How To Get In: Tomo releases reservations on the 1st of the month for the following month at 10am, so be ready at your computer. The online platform they use will hold any table clicked on for 10 minutes, so if it seems like all of the availability vanishes, just hang around for a bit and impulsive folks may end up not booking. If you can’t find a spot, and if there’s a specific time you have your eye on, check 86 hours before that, which is Tomo’s window to cancel without a fee—so that’s ideally when others will be giving up their tables. We’re not sure why they chose 86 hours, since that translates to 3.5833 days, but policy is policy. Don’t feel like doing literally any of that? Their patio is walk-in only, so show up when they open at 5pm for your best chance.
Verdict: This eight-seat wood grain counter in Hillman City is more than just a 10-course dinner inspired by the owners’ Filipino heritage. It’s a billboard for the Pacific Northwest and a meal that should be required by law for every resident. Each dish represents a part of history that connects our city to Filipino culture, and Archipelago only uses ingredients exclusively sourced throughout the region. After two hours, you’ll walk away from Archipelago with a belly full of outstanding lechon (crispy skin and all) and a newfound appreciation for both Filipino food and the surrounding PNW.
How To Get In: Keep an eye on Archipelago’s Instagram, where they’ll announce when the next two months of reservations will open up. And if you know a leader in your community who deserves to eat here on the house, you can nominate them—Archipelago gives away seats to folks worthy of celebration, while prioritizing those who might struggle financially.
Verdict: If you like pasta even a little bit, prioritize a night at Spinasse. Their homemade tajarin and cavatelli are phenomenal, and the rustic-meets-modern dining room works well for any type of special occasion, from graduation dinners with your entire family to an important date night.
How To Get In: This is the best Italian restaurant in Seattle, and such superlatives come with a tricky reservation process. They do have a patio now, which has made things better than they used to be, but good luck getting a table that isn’t at 9:30pm unless you book several weeks in advance. You can secure a table up to 30 days ahead of time, and thankfully, there’s usually nobody hovering at midnight ready to pounce on that 30th day. (Except for you, of course.)
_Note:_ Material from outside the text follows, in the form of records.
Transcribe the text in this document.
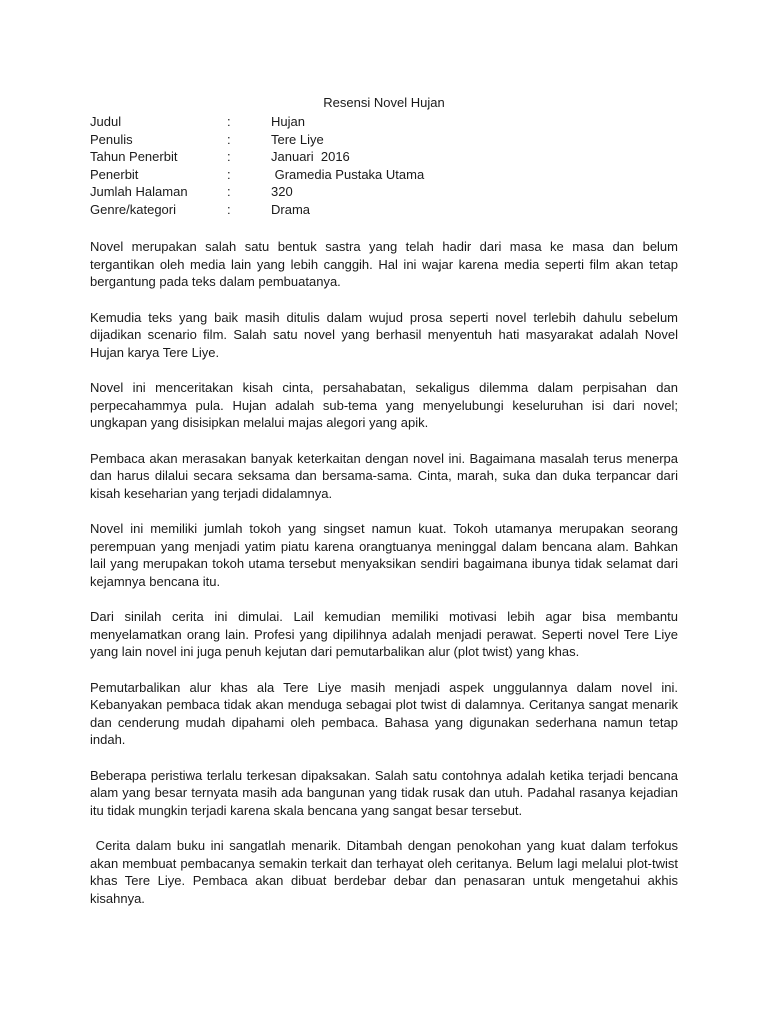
Resensi Novel Hujan
Judul	:	Hujan
Penulis	:	Tere Liye
Tahun Penerbit	:	Januari  2016
Penerbit	:	Gramedia Pustaka Utama
Jumlah Halaman	:	320
Genre/kategori	:	Drama

Novel merupakan salah satu bentuk sastra yang telah hadir dari masa ke masa dan belum tergantikan oleh media lain yang lebih canggih. Hal ini wajar karena media seperti film akan tetap bergantung pada teks dalam pembuatanya.

Kemudia teks yang baik masih ditulis dalam wujud prosa seperti novel terlebih dahulu sebelum dijadikan scenario film. Salah satu novel yang berhasil menyentuh hati masyarakat adalah Novel Hujan karya Tere Liye.

Novel ini menceritakan kisah cinta, persahabatan, sekaligus dilemma dalam perpisahan dan perpecahammya pula. Hujan adalah sub-tema yang menyelubungi keseluruhan isi dari novel; ungkapan yang disisipkan melalui majas alegori yang apik.

Pembaca akan merasakan banyak keterkaitan dengan novel ini. Bagaimana masalah terus menerpa dan harus dilalui secara seksama dan bersama-sama. Cinta, marah, suka dan duka terpancar dari kisah keseharian yang terjadi didalamnya.

Novel ini memiliki jumlah tokoh yang singset namun kuat. Tokoh utamanya merupakan seorang perempuan yang menjadi yatim piatu karena orangtuanya meninggal dalam bencana alam. Bahkan lail yang merupakan tokoh utama tersebut menyaksikan sendiri bagaimana ibunya tidak selamat dari kejamnya bencana itu.

Dari sinilah cerita ini dimulai. Lail kemudian memiliki motivasi lebih agar bisa membantu menyelamatkan orang lain. Profesi yang dipilihnya adalah menjadi perawat. Seperti novel Tere Liye yang lain novel ini juga penuh kejutan dari pemutarbalikan alur (plot twist) yang khas.

Pemutarbalikan alur khas ala Tere Liye masih menjadi aspek unggulannya dalam novel ini. Kebanyakan pembaca tidak akan menduga sebagai plot twist di dalamnya. Ceritanya sangat menarik dan cenderung mudah dipahami oleh pembaca. Bahasa yang digunakan sederhana namun tetap indah.

Beberapa peristiwa terlalu terkesan dipaksakan. Salah satu contohnya adalah ketika terjadi bencana alam yang besar ternyata masih ada bangunan yang tidak rusak dan utuh. Padahal rasanya kejadian itu tidak mungkin terjadi karena skala bencana yang sangat besar tersebut.

Cerita dalam buku ini sangatlah menarik. Ditambah dengan penokohan yang kuat dalam terfokus akan membuat pembacanya semakin terkait dan terhayat oleh ceritanya. Belum lagi melalui plot-twist khas Tere Liye. Pembaca akan dibuat berdebar debar dan penasaran untuk mengetahui akhis kisahnya.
Verdict: Sushi Kashiba is an institution, and the best sushi restaurant in Seattle, thanks to incredible imported and local fish prepared by a talented chef who is practically a celebrity at this point. From marinated lean tuna to Hokkaido uni, every piece is made with ultimate precision. You want a legendary seafood-eating experience that you can brag about to everyone you know? Sushi Kashiba always delivers.
How To Get In: If you want a spot at the sushi counter, there are no reservations. For your best shot at a spot, you have to line up outside the restaurant before they open at 5pm (if you want to be first, start waiting at 3:30). Once they open, a host will tell you if you got a spot at the first seating or if you need to come back. For a regular table, Kashiba takes online reservations, with late-night availability starting about two weeks in advance and more flexibility if you book further out.
photo credit: Suzi Pratt
Verdict: Communion is part Southern restaurant and part love letter to dishes and flavors you can find in the Central District and beyond. Earthy berbere grilled chicken with lemony lentils nods to the neighborhood’s Ethiopian population, while a po’boy/bánh mì hybrid honors the pâté-slathered baguettes of Little Saigon. A surplus of brittle cornmeal-dredged catfish, though, shows that this is a soul food spot through and through. The cocktails are refreshing yet balanced (hello perfect apple mint julep), the space is lively yet warm, and even though it’s only been around since December 2020, it’s hard to imagine Seattle without this restaurant.
How To Get In: The restaurant will announce on Instagram when reservations open up for the next month. There will be a waitlist if you’re too slow, and if you don’t want to compete with the reservation crowd at all, Communion’s Sunday brunch from 11am-3pm is walk-in only.
Taneda Sushi In Kaiseki
Verdict: This nine-seat counter serves an omakase that’ll undoubtedly be one of the best meals of your year if you love raw fish. You’ll get things like chopped toro handrolls, chutoro and otoro nigiri, uni wrapped in sweet shrimp, Japanese scallops, seared A5 miyazaki wagyu topped with caviar, and even a second uni course. The $215 price tag might seem like a lot to drop on a meal, but think of it like taking yourself out on a date, only one where you’ll reach out for a piece of eel instead of someone else’s hand.
How To Get In: The restaurant’s Instagram announces when reservations will go live, typically at 11am on the second to last Saturday of the month. It’s in your best interest to try to secure one at that time exactly. If you miss it, try again next time or sign up for the waitlist.
The Pink Door
Verdict: The Pink Door is an iconic Italian restaurant with Elliott Bay views, aerial performances, and a standout spinach lasagna with pesto, marinara, and velvety besciamella that occupies our daily thoughts. Don’t let the tourist hellzone location that is Pike Place deter you: The Pink Door is more than worth braving the crowds, lack of parking, and raw fish smells.
How To Get In: You can get a reservation starting 30 days in advance, but if you try for something last-minute, you'll probably be left with tables for a late lunch at 3pm. If you try and book three weeks ahead of time, you'll usually be able to snag a late dinner at 9pm.